6:27 p.m.: I ordered the Big Brunch burger, which came with bacon, a fried egg, hash browns, cheese and something called "IHOP sauce." Instead of fries on the side, I ordered pancakes. For journalism.
My dining partner got the Cowboy BBQ burger, which was topped with onion rings, bacon, lettuce, tomato, and barbecue sauce. Its description said: "This may be how the West won."
7:03 p.m.: The food finally arrived. (Only three people seemed to work there.) They gave me fries and pancakes. Both burgers were too tall to fit in a human mouth, but I think that's just where we're at with burgers in 2018.

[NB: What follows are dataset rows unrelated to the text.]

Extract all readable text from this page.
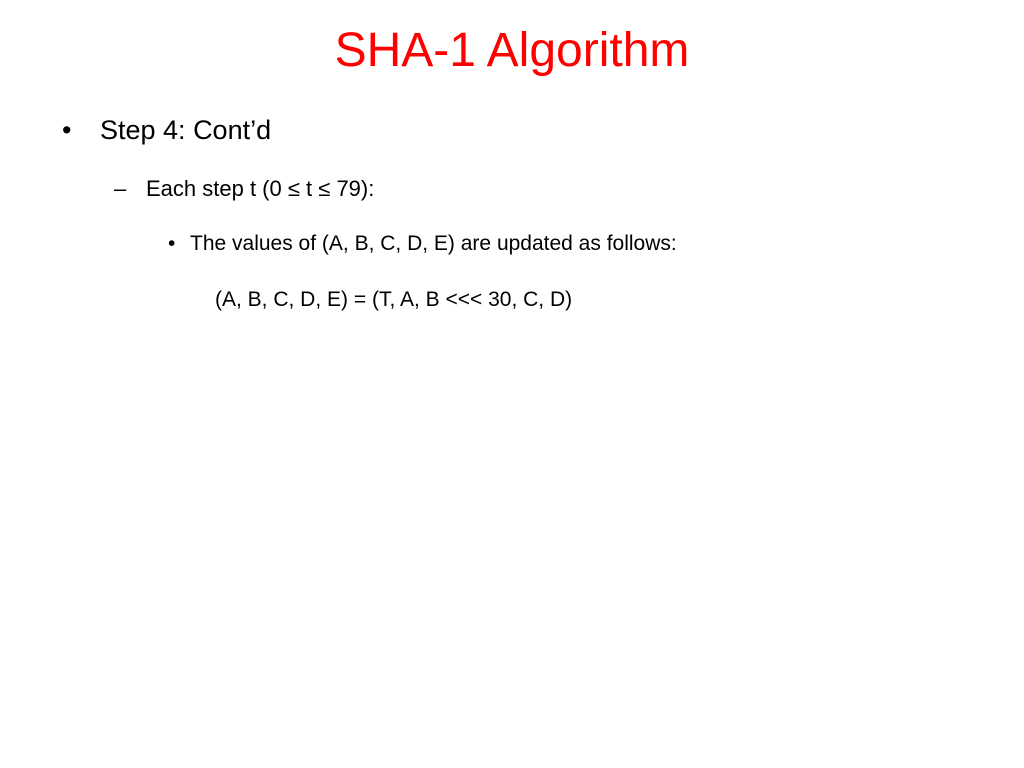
SHA-1 Algorithm
• Step 4: Cont’d
– Each step t (0 ≤ t ≤ 79):
• The values of (A, B, C, D, E) are updated as follows:
(A, B, C, D, E) = (T, A, B <<< 30, C, D)
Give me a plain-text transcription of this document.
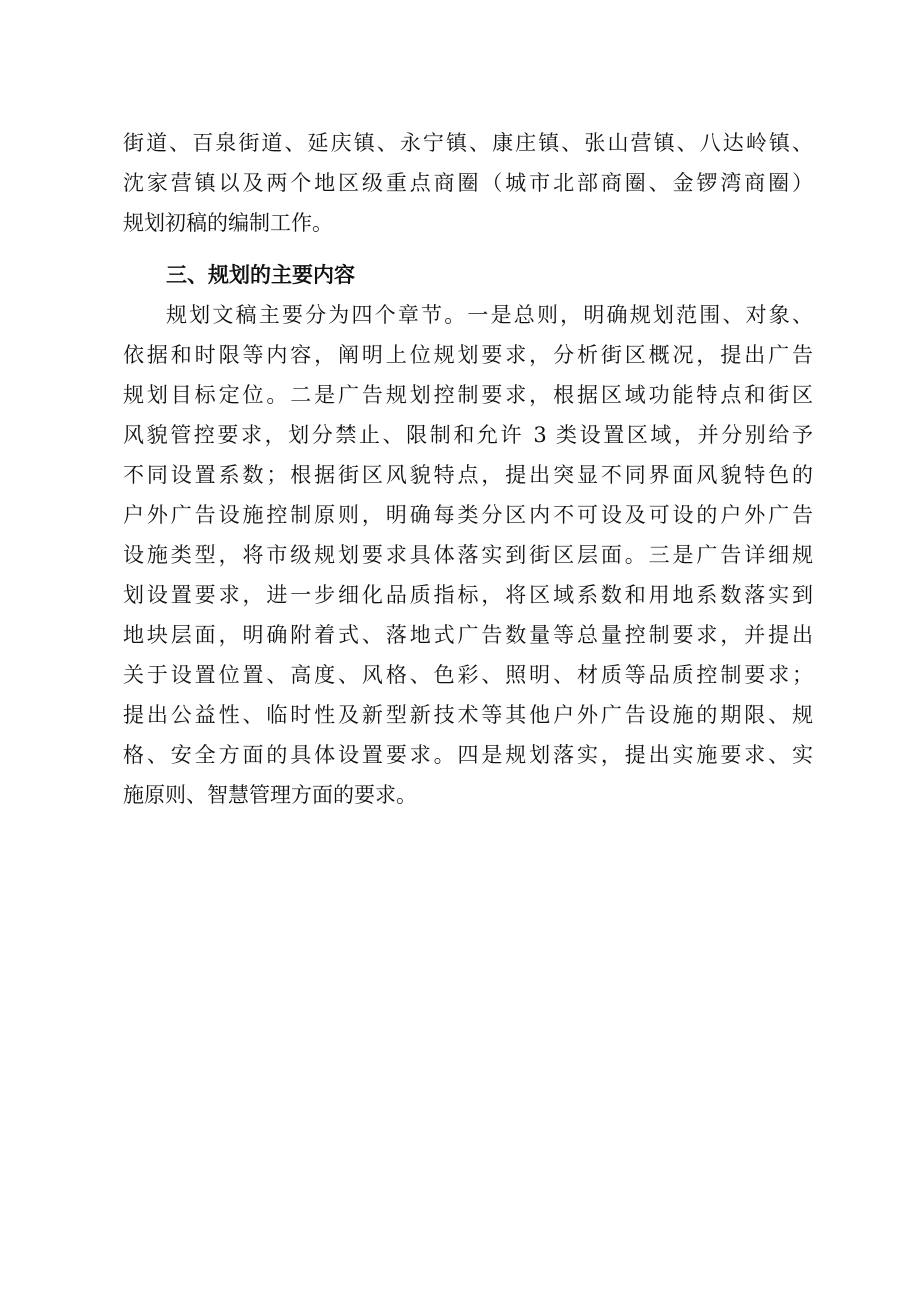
街道、百泉街道、延庆镇、永宁镇、康庄镇、张山营镇、八达岭镇、
沈家营镇以及两个地区级重点商圈（城市北部商圈、金锣湾商圈）
规划初稿的编制工作。
三、规划的主要内容
规划文稿主要分为四个章节。一是总则，明确规划范围、对象、
依据和时限等内容，阐明上位规划要求，分析街区概况，提出广告
规划目标定位。二是广告规划控制要求，根据区域功能特点和街区
风貌管控要求，划分禁止、限制和允许 3 类设置区域，并分别给予
不同设置系数；根据街区风貌特点，提出突显不同界面风貌特色的
户外广告设施控制原则，明确每类分区内不可设及可设的户外广告
设施类型，将市级规划要求具体落实到街区层面。三是广告详细规
划设置要求，进一步细化品质指标，将区域系数和用地系数落实到
地块层面，明确附着式、落地式广告数量等总量控制要求，并提出
关于设置位置、高度、风格、色彩、照明、材质等品质控制要求；
提出公益性、临时性及新型新技术等其他户外广告设施的期限、规
格、安全方面的具体设置要求。四是规划落实，提出实施要求、实
施原则、智慧管理方面的要求。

The fries were surprisingly good, with a seasoning that loosely reminded me of Old Bay.
Upon first taste, the Big Brunch burger was not bad. The potatoes were crunchy, the bacon was tasty, and the burger was there. The Cowboy burger was okay, but not great. The onion rings were simply too tall, and the barbecue sauce was far too sweet. Both burgers had buns that were golden and glistening, almost disturbingly so.
My partner noted the burgers were "busy enough that I didn't pay attention to the meat itself." Halfway through eating, my bun couldn't handle the busyness of all the ingredients. The weak and soggy bottom broke like a dam, and I had to use a knife and fork.
The pancakes — plain with butter and syrup — were underwhelming for a restaurant that has specialized in pancakes for 60 years. They were thick. The browned outer layer was not dissimilar to a sausage casing. They were fine, but I would've probably enjoyed them more if I was an 8-year-old. Or stoned.
I gave up on the burger, which was now too difficult to eat and started to feel like hardened putty in my stomach. The fries were still good.
I asked our waiter if he eats the burgers. He said “all the time.” If I ate them all the time, I would also be napping all the time. He also noted that IHOP has always served hamburgers, just not ones quite as elaborate. Maybe that's where the "steakburger" comes into play.
7:35 p.m.: We finally left, and I felt ready to lie down and hold my belly like a cartoon bear who got into too much honey.
I don't generally eat hamburgers. If I did, IHOP is not where I would go. It was not as good as the cheeseburger I recently ate from Page Dairy Mart, and also probably not as good as Wendy's.